A primeira recomendação é evitar défices energéticos agressivos. Reduções calóricas excessivas comprometem a disponibilidade energética necessária para o treino e recuperação, aumentando o catabolismo muscular. A evidência científica sugere que défices moderados e sustentáveis permitem perder gordura preservando a massa magra, especialmente quando o treino é mantido com qualidade.
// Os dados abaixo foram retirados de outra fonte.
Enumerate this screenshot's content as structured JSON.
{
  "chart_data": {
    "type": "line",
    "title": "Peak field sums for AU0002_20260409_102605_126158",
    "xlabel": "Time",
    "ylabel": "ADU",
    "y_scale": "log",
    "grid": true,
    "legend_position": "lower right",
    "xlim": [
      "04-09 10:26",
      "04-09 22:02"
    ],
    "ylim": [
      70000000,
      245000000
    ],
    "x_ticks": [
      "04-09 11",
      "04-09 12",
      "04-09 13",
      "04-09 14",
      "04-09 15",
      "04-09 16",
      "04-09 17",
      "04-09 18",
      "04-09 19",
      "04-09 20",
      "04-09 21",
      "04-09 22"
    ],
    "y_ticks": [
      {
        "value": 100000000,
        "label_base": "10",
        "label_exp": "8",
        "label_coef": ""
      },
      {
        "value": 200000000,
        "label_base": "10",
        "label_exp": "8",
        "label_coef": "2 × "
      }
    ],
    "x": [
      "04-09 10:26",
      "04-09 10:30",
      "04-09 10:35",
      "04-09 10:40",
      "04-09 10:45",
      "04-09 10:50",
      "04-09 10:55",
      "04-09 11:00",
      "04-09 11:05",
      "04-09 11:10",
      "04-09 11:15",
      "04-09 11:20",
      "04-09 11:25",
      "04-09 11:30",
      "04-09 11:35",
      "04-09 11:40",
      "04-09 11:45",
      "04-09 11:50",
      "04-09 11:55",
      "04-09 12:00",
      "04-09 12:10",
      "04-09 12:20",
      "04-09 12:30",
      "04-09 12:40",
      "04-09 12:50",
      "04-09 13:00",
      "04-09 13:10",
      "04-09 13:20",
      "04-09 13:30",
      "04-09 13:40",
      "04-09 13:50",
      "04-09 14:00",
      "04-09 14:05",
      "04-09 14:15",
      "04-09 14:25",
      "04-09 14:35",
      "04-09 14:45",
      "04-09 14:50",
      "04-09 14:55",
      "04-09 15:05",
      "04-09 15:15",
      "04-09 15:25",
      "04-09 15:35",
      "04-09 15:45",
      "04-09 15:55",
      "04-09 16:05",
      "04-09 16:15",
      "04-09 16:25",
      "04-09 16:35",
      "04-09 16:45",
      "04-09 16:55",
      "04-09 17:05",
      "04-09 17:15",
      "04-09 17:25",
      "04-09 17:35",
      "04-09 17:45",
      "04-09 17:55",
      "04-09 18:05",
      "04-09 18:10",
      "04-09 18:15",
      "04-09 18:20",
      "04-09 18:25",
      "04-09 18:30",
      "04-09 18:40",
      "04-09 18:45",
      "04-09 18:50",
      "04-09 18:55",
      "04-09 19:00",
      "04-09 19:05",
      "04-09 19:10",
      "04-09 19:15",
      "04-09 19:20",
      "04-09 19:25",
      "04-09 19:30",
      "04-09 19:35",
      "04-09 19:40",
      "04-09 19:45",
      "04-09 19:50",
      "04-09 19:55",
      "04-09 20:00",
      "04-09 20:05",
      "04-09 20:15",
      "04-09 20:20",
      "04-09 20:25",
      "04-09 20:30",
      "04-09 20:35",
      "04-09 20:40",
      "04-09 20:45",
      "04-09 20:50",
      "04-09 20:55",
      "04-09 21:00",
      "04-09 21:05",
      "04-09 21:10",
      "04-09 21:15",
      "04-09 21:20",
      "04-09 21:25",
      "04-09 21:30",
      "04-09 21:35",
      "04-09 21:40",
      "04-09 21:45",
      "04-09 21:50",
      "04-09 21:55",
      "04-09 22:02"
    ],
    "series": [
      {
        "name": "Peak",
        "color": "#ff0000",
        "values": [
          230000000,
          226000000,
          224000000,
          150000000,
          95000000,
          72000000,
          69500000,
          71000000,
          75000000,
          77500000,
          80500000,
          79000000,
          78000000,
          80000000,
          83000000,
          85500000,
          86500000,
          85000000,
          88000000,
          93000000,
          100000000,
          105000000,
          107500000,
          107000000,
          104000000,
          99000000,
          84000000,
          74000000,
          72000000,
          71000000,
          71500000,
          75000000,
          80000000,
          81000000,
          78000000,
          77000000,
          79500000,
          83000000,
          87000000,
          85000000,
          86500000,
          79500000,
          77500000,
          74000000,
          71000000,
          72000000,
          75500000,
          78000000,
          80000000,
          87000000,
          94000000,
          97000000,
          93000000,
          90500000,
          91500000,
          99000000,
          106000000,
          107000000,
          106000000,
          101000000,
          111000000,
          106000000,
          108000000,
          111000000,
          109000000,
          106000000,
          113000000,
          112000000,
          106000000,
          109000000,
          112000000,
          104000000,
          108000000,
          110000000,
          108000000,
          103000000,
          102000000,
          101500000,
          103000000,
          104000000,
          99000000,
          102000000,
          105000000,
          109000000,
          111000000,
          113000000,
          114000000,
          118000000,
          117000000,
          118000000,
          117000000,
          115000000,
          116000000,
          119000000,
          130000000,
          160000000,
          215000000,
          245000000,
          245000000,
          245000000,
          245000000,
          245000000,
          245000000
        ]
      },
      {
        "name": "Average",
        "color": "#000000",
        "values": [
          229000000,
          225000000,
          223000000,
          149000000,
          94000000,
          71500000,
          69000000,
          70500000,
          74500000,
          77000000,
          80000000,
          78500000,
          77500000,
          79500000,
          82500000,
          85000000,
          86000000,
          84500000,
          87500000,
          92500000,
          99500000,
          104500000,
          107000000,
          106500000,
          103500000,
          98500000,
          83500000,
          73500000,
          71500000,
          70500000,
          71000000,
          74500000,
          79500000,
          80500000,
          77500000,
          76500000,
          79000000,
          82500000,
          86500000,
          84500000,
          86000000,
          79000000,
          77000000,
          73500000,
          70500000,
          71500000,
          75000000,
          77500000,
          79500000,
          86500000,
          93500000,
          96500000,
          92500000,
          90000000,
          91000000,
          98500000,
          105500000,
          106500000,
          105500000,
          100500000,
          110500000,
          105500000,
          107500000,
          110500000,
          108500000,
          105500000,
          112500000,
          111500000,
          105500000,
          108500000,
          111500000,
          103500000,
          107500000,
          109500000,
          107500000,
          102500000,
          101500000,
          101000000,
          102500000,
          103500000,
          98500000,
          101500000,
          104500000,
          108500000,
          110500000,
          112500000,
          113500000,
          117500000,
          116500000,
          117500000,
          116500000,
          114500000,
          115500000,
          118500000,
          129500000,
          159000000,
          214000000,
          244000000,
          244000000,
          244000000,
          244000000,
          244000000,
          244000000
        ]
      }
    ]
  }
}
A segunda recomendação passa por aumentar a ingestão de proteína. Durante períodos de perda de peso, as necessidades proteicas do triatleta aumentam. Ingestões mais elevadas ajudam a preservar a massa muscular, suportam a recuperação e contribuem para maior saciedade. Distribuir a proteína ao longo do dia, incluindo refeições e snacks, é uma estratégia eficaz para minimizar a perda de músculo.
A terceira recomendação é manter o estímulo de força e a qualidade do treino. A nutrição, por si só, não é suficiente. A combinação entre ingestão proteica adequada, energia suficiente e estímulo mecânico (treino de força ou resistência) é determinante para sinalizar ao organismo que o músculo é necessário. Perder peso sem comprometer a performance exige estratégia, paciência e coerência entre treino e nutrição.